# Best Places to Visit in Florida



## talkamotta (Nov 19, 2011)

Many people when they think of Florida its all about Mickey or the Amusement Parks.  

What is your favorite things or places in Florida:

1. Longboat Key/ Siesta Key/ Anna Maria Island

2. St. Augustine area - so much history and they have a big fort in the middle of thier city

3. Punta Gorda - that would be my place to live.  Such a quaint little town

My favorite thing to do in Florida is to relax.


----------



## kjsgrammy (Nov 19, 2011)

talkamotta said:


> Many people when they think of Florida its all about Mickey or the Amusement Parks.
> 
> What is your favorite things or places in Florida:
> 
> ...



Agree with you!  So much so, that we bought a place in Sarasota - only 4 miles from beautiful Siesta Key beach.  Favorite thing to do in Florida - walking the beach and looking for shells.  LOVED visiting St. Augustine and hope to get back there again.  Haven't been to Punta Gorda, so will need to check that out.  Cocoa Beach is also fun - will always remember watching a shuttle launch from the beach.


----------



## Talent312 (Nov 19, 2011)

You are asking for as many answers as there are places in Florida.

My favorite place in Florida is where I live now.
Otherwise: The Keys (all of 'em), Sanibel-Captiva, Ocala Nat'l Forest.


----------



## Gophesjo (Nov 19, 2011)

*Speaking of Anna Maria...*

Anyone tracking the 2 BR summer week on Anna Maria on Ebay?  Looks nice, but not OF.


----------



## mecllap (Nov 19, 2011)

Places to visit:

The Everglades
Coral Castle
Dali Museum, St. Petersburg
Hemingway house, Key west (if you're a cat lover)
Lion Safari
Flamingo Gardens (and various other similar places)
Kennedy Space Center
Beaches
the fake dinosaur place near Plant City
etc.

I could visit Florida for months, (but don't think I want to live there) (and I routinely visit WDW/US/IOA -- but there are tons more places to enjoy as well).


----------



## Dori (Nov 19, 2011)

We love Florida, especially Siesta Key and Sanibel. We enjoy escaping from the winter so much that we purchased a mobile home in a lovely 55plus park in Sebring. We have friends there and have met many more great people through them. I love the social life there- golfing, dinners out with friends, dances, card nights. That was (to me) one of the drawbacks of spending 6 weeks in timeshares.You are never in one place long enough to get to know people.

Dori


----------



## dwojo (Nov 19, 2011)

My favorite place in Florida is whatever is my next vacation destination in Florida is. I do like St. Augustine.


----------



## Bwolf (Nov 20, 2011)

Sanibel.  We bought resale there.


----------



## siesta (Nov 20, 2011)

For me its all about fishing in the keys, or living it up in Miami. I could go for a cuban sammich right about now.


----------



## ronandjoan (Nov 21, 2011)

Talent312 said:


> You are asking for as many answers as there are places in Florida.
> 
> My favorite place in Florida is where I live now.
> Otherwise: The Keys (all of 'em), Sanibel-Captiva, Ocala Nat'l Forest.

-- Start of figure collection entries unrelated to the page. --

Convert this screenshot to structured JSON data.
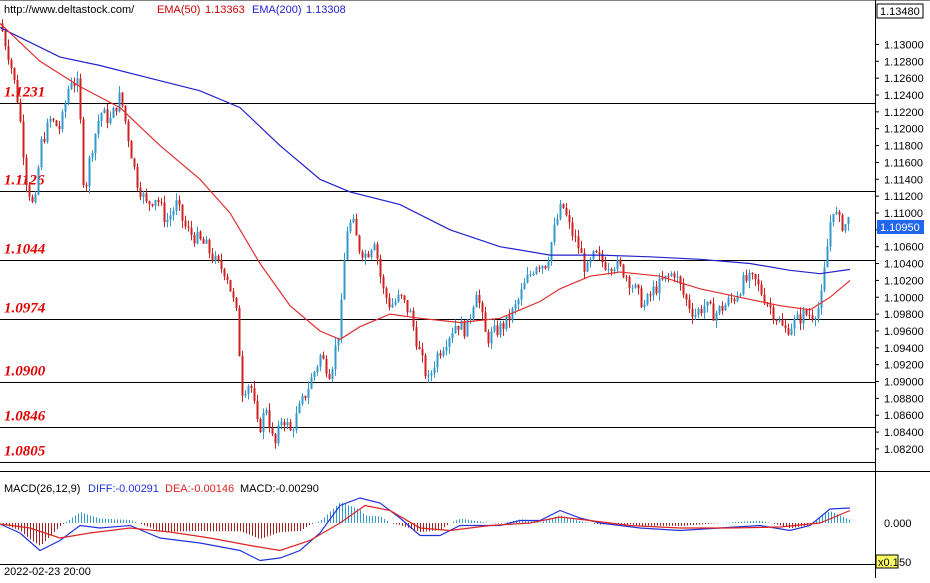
{
  "header": {
    "site": "http://www.deltastock.com/",
    "ema50_label": "EMA(50)",
    "ema50_value": "1.13363",
    "ema200_label": "EMA(200)",
    "ema200_value": "1.13308"
  },
  "colors": {
    "up": "#3399cc",
    "down": "#cc2222",
    "ema50": "#e03030",
    "ema200": "#2222cc",
    "level_text": "#e00000",
    "diff": "#2233dd",
    "dea": "#dd2222"
  },
  "price_axis": {
    "top_value": "1.13480",
    "ticks": [
      "1.13000",
      "1.12800",
      "1.12600",
      "1.12400",
      "1.12200",
      "1.12000",
      "1.11800",
      "1.11600",
      "1.11400",
      "1.11200",
      "1.11000",
      "1.10800",
      "1.10600",
      "1.10400",
      "1.10200",
      "1.10000",
      "1.09800",
      "1.09600",
      "1.09400",
      "1.09200",
      "1.09000",
      "1.08800",
      "1.08600",
      "1.08400",
      "1.08200"
    ],
    "current_price": "1.10950"
  },
  "macd": {
    "label": "MACD(26,12,9)",
    "diff": "DIFF:-0.00291",
    "dea": "DEA:-0.00146",
    "macd": "MACD:-0.00290",
    "zero_label": "0.000",
    "scale_label": "x0.1",
    "scale_suffix": "50"
  },
  "footer": {
    "date": "2022-02-23 20:00"
  },
  "chart_data": {
    "type": "candlestick",
    "y_range": [
      1.0795,
      1.1348
    ],
    "levels": [
      {
        "label": "1.1231",
        "value": 1.1231
      },
      {
        "label": "1.1126",
        "value": 1.1126
      },
      {
        "label": "1.1044",
        "value": 1.1044
      },
      {
        "label": "1.0974",
        "value": 1.0974
      },
      {
        "label": "1.0900",
        "value": 1.09
      },
      {
        "label": "1.0846",
        "value": 1.0846
      },
      {
        "label": "1.0805",
        "value": 1.0805
      }
    ],
    "close_path": [
      [
        0,
        1.1325
      ],
      [
        10,
        1.128
      ],
      [
        18,
        1.123
      ],
      [
        26,
        1.114
      ],
      [
        34,
        1.11
      ],
      [
        40,
        1.118
      ],
      [
        50,
        1.121
      ],
      [
        60,
        1.12
      ],
      [
        70,
        1.126
      ],
      [
        78,
        1.125
      ],
      [
        84,
        1.112
      ],
      [
        90,
        1.117
      ],
      [
        100,
        1.122
      ],
      [
        110,
        1.121
      ],
      [
        120,
        1.124
      ],
      [
        128,
        1.119
      ],
      [
        136,
        1.114
      ],
      [
        146,
        1.111
      ],
      [
        156,
        1.112
      ],
      [
        166,
        1.109
      ],
      [
        176,
        1.111
      ],
      [
        186,
        1.108
      ],
      [
        196,
        1.107
      ],
      [
        206,
        1.106
      ],
      [
        216,
        1.104
      ],
      [
        226,
        1.103
      ],
      [
        236,
        1.098
      ],
      [
        242,
        1.089
      ],
      [
        250,
        1.09
      ],
      [
        258,
        1.084
      ],
      [
        266,
        1.087
      ],
      [
        274,
        1.082
      ],
      [
        282,
        1.086
      ],
      [
        290,
        1.084
      ],
      [
        300,
        1.087
      ],
      [
        310,
        1.09
      ],
      [
        320,
        1.093
      ],
      [
        330,
        1.091
      ],
      [
        340,
        1.097
      ],
      [
        346,
        1.108
      ],
      [
        352,
        1.109
      ],
      [
        358,
        1.106
      ],
      [
        366,
        1.105
      ],
      [
        374,
        1.107
      ],
      [
        382,
        1.101
      ],
      [
        390,
        1.099
      ],
      [
        400,
        1.1
      ],
      [
        410,
        1.098
      ],
      [
        420,
        1.093
      ],
      [
        428,
        1.09
      ],
      [
        436,
        1.093
      ],
      [
        446,
        1.095
      ],
      [
        456,
        1.097
      ],
      [
        466,
        1.096
      ],
      [
        476,
        1.101
      ],
      [
        486,
        1.095
      ],
      [
        496,
        1.096
      ],
      [
        506,
        1.097
      ],
      [
        516,
        1.099
      ],
      [
        526,
        1.102
      ],
      [
        536,
        1.104
      ],
      [
        546,
        1.104
      ],
      [
        556,
        1.109
      ],
      [
        562,
        1.111
      ],
      [
        570,
        1.108
      ],
      [
        578,
        1.106
      ],
      [
        586,
        1.103
      ],
      [
        594,
        1.105
      ],
      [
        604,
        1.104
      ],
      [
        614,
        1.104
      ],
      [
        624,
        1.103
      ],
      [
        634,
        1.101
      ],
      [
        644,
        1.099
      ],
      [
        654,
        1.101
      ],
      [
        664,
        1.102
      ],
      [
        674,
        1.103
      ],
      [
        684,
        1.1
      ],
      [
        694,
        1.098
      ],
      [
        704,
        1.099
      ],
      [
        714,
        1.098
      ],
      [
        724,
        1.099
      ],
      [
        734,
        1.1
      ],
      [
        744,
        1.102
      ],
      [
        754,
        1.102
      ],
      [
        764,
        1.1
      ],
      [
        774,
        1.098
      ],
      [
        784,
        1.096
      ],
      [
        794,
        1.097
      ],
      [
        804,
        1.098
      ],
      [
        812,
        1.098
      ],
      [
        820,
        1.099
      ],
      [
        826,
        1.105
      ],
      [
        832,
        1.111
      ],
      [
        838,
        1.109
      ],
      [
        844,
        1.1085
      ],
      [
        850,
        1.1095
      ]
    ],
    "ema50_path": [
      [
        0,
        1.1325
      ],
      [
        40,
        1.128
      ],
      [
        80,
        1.125
      ],
      [
        120,
        1.1225
      ],
      [
        160,
        1.118
      ],
      [
        200,
        1.114
      ],
      [
        230,
        1.11
      ],
      [
        260,
        1.104
      ],
      [
        290,
        1.099
      ],
      [
        320,
        1.096
      ],
      [
        340,
        1.095
      ],
      [
        360,
        1.0965
      ],
      [
        390,
        1.098
      ],
      [
        420,
        1.0975
      ],
      [
        460,
        1.097
      ],
      [
        500,
        1.0975
      ],
      [
        540,
        1.0995
      ],
      [
        560,
        1.101
      ],
      [
        590,
        1.1025
      ],
      [
        620,
        1.103
      ],
      [
        660,
        1.1025
      ],
      [
        700,
        1.101
      ],
      [
        740,
        1.1
      ],
      [
        780,
        1.099
      ],
      [
        810,
        1.0985
      ],
      [
        830,
        1.1
      ],
      [
        850,
        1.102
      ]
    ],
    "ema200_path": [
      [
        0,
        1.132
      ],
      [
        60,
        1.1285
      ],
      [
        100,
        1.1275
      ],
      [
        150,
        1.126
      ],
      [
        200,
        1.1245
      ],
      [
        240,
        1.1225
      ],
      [
        280,
        1.118
      ],
      [
        320,
        1.114
      ],
      [
        350,
        1.1125
      ],
      [
        400,
        1.111
      ],
      [
        450,
        1.108
      ],
      [
        500,
        1.106
      ],
      [
        550,
        1.105
      ],
      [
        600,
        1.105
      ],
      [
        650,
        1.1048
      ],
      [
        700,
        1.1045
      ],
      [
        750,
        1.104
      ],
      [
        790,
        1.1032
      ],
      [
        820,
        1.1028
      ],
      [
        850,
        1.1033
      ]
    ],
    "macd_diff_path": [
      [
        0,
        -0.02
      ],
      [
        20,
        -0.2
      ],
      [
        40,
        -0.55
      ],
      [
        60,
        -0.35
      ],
      [
        80,
        -0.05
      ],
      [
        100,
        -0.1
      ],
      [
        130,
        -0.05
      ],
      [
        160,
        -0.3
      ],
      [
        200,
        -0.4
      ],
      [
        240,
        -0.55
      ],
      [
        260,
        -0.75
      ],
      [
        280,
        -0.7
      ],
      [
        300,
        -0.55
      ],
      [
        320,
        -0.2
      ],
      [
        340,
        0.35
      ],
      [
        360,
        0.5
      ],
      [
        380,
        0.4
      ],
      [
        400,
        0.1
      ],
      [
        420,
        -0.25
      ],
      [
        440,
        -0.25
      ],
      [
        460,
        -0.05
      ],
      [
        480,
        -0.05
      ],
      [
        500,
        -0.05
      ],
      [
        520,
        0.05
      ],
      [
        540,
        0.05
      ],
      [
        560,
        0.25
      ],
      [
        580,
        0.1
      ],
      [
        600,
        0.0
      ],
      [
        640,
        -0.1
      ],
      [
        680,
        -0.15
      ],
      [
        720,
        -0.1
      ],
      [
        760,
        -0.05
      ],
      [
        790,
        -0.15
      ],
      [
        810,
        -0.05
      ],
      [
        830,
        0.28
      ],
      [
        850,
        0.3
      ]
    ],
    "macd_dea_path": [
      [
        0,
        -0.02
      ],
      [
        30,
        -0.1
      ],
      [
        60,
        -0.3
      ],
      [
        90,
        -0.2
      ],
      [
        130,
        -0.1
      ],
      [
        170,
        -0.18
      ],
      [
        210,
        -0.3
      ],
      [
        250,
        -0.45
      ],
      [
        280,
        -0.55
      ],
      [
        310,
        -0.35
      ],
      [
        340,
        0.0
      ],
      [
        365,
        0.35
      ],
      [
        390,
        0.25
      ],
      [
        420,
        -0.1
      ],
      [
        450,
        -0.15
      ],
      [
        490,
        -0.05
      ],
      [
        530,
        0.0
      ],
      [
        560,
        0.12
      ],
      [
        590,
        0.05
      ],
      [
        630,
        -0.05
      ],
      [
        680,
        -0.1
      ],
      [
        730,
        -0.1
      ],
      [
        780,
        -0.08
      ],
      [
        820,
        0.0
      ],
      [
        850,
        0.25
      ]
    ]
  }
}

so where do you live now and can you meet with other TUGGERS in January in Orlando?


----------



## ronandjoan (Nov 21, 2011)

Dori said:


> That was (to me) one of the drawbacks of spending 6 weeks in timeshares.You are never in one place long enough to get to know people.
> 
> Dori



Hi dori
Never say Never! :whoopie:


----------



## talkamotta (Nov 21, 2011)

Talent312 said:


> You are asking for as many answers as there are places in Florida.
> 
> My favorite place in Florida is where I live now.
> Otherwise: The Keys (all of 'em), Sanibel-Captiva, Ocala Nat'l Forest.



My son and dil lived in Ocala, still own a home there they cant sell.  Im sure with my retirement there will be a time I will go out there to help them repair/repaint, etc  Maybe that wont be such a bad idea. 

  Never would have thought of Ocala Ntl Forest.  I will have to check it out.  

Thanks


----------



## Talent312 (Nov 21, 2011)

I live about two hours North of Orlando, in the vicinity of Gainesville.
I won't say more lest one of you track me down and try to move in.
Can't get away in January... Its "tax season" and DW is an accountant. 

Ocala Nat'l. Forest is like what I'd imagine the original Florida to be...
Canoing Juniper Springs, Alexander Springs, and Ocklawaha River.
Hiking on the Florida Trail and traipsing thru seldom seen prairies.
Boating on Salt Springs Run and Lake Kerr...

_Not eggsactly Tuscany, but it has its moments._


----------



## Don (Nov 22, 2011)

siesta said:


> For me its all about fishing in the keys, or living it up in Miami. I could go for a cuban sammich right about now.



Eating one right now, as a matter of fact.


----------



## talkamotta (Nov 22, 2011)

Talent312 said:


> I live about two hours North of Orlando, in the vicinity of Gainesville.
> I won't say more lest one of you track me down and try to move in.
> Can't get away in January... Its "tax season" and DW is an accountant.
> 
> ...



THANKS MUCH....


----------